I am writing a function to save images to TFRecord files in order to then read then using the Data API of TensorFlow. However, when trying to create a TFRecord to save it, I receive the following error message:

TypeError: <tf.Tensor ...> has type <class 'tensorflow.python.framework.ops.EagerTensor'>, but expected one of: numbers.Real

The function used to create the TFRecord is:

def create_tfrecord(filepath, label):
    
    image = tf.io.read_file(filepath)
    image = tf.image.decode_jpeg(image, channels=1)
    image = tf.image.convert_image_dtype(image, tf.float32)
    image = tf.image.resize(image, [299, 299])
    
    tfrecord = Example(
        features = Features(
            feature = {
                'image' : Feature(float_list=FloatList(value=[image])),
                'label' : Feature(int64_list=Int64List(value=[label]))
    })).SerializeToString()
    
    return tfrecord

If you need additional information, please let me know.

The problem is that image is a tensor but you need a list of float values.

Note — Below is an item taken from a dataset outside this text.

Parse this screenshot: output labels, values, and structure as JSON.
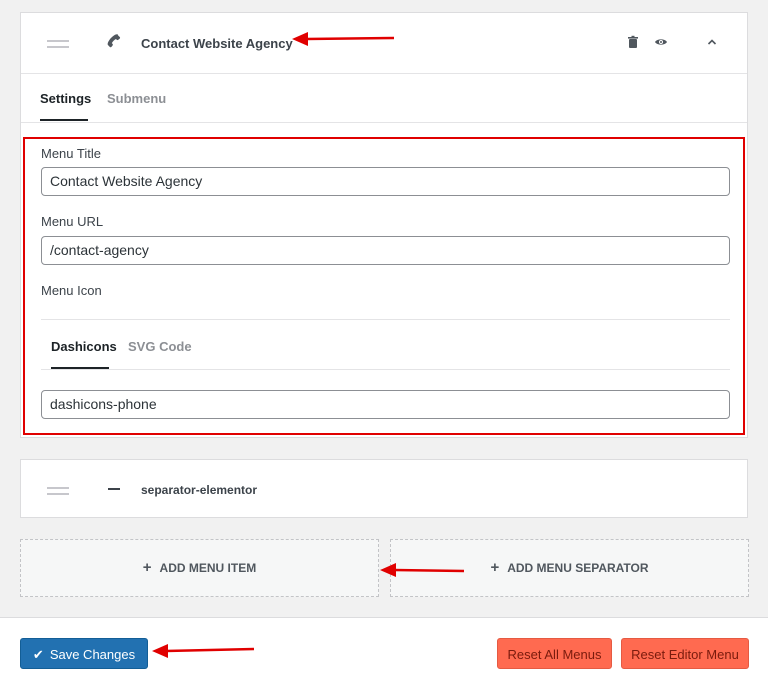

Try something like this:

import tensorflow as tf

def create_tfrecord(filepath, label):
    
    image = tf.io.read_file(filepath)
    image = tf.image.decode_jpeg(image, channels=1)
    image = tf.image.convert_image_dtype(image, tf.float32)
    image = tf.image.resize(image, [299, 299])
    
    tfrecord = tf.train.Example(
        features = tf.train.Features(
            feature = {
                'image' : tf.train.Feature(float_list=tf.train.FloatList(value=image.numpy().ravel().tolist())),
                'label' : tf.train.Feature(int64_list=tf.train.Int64List(value=[label]))
    })).SerializeToString()
    
    return tfrecord

create_tfrecord('/content/result_image.png', 1)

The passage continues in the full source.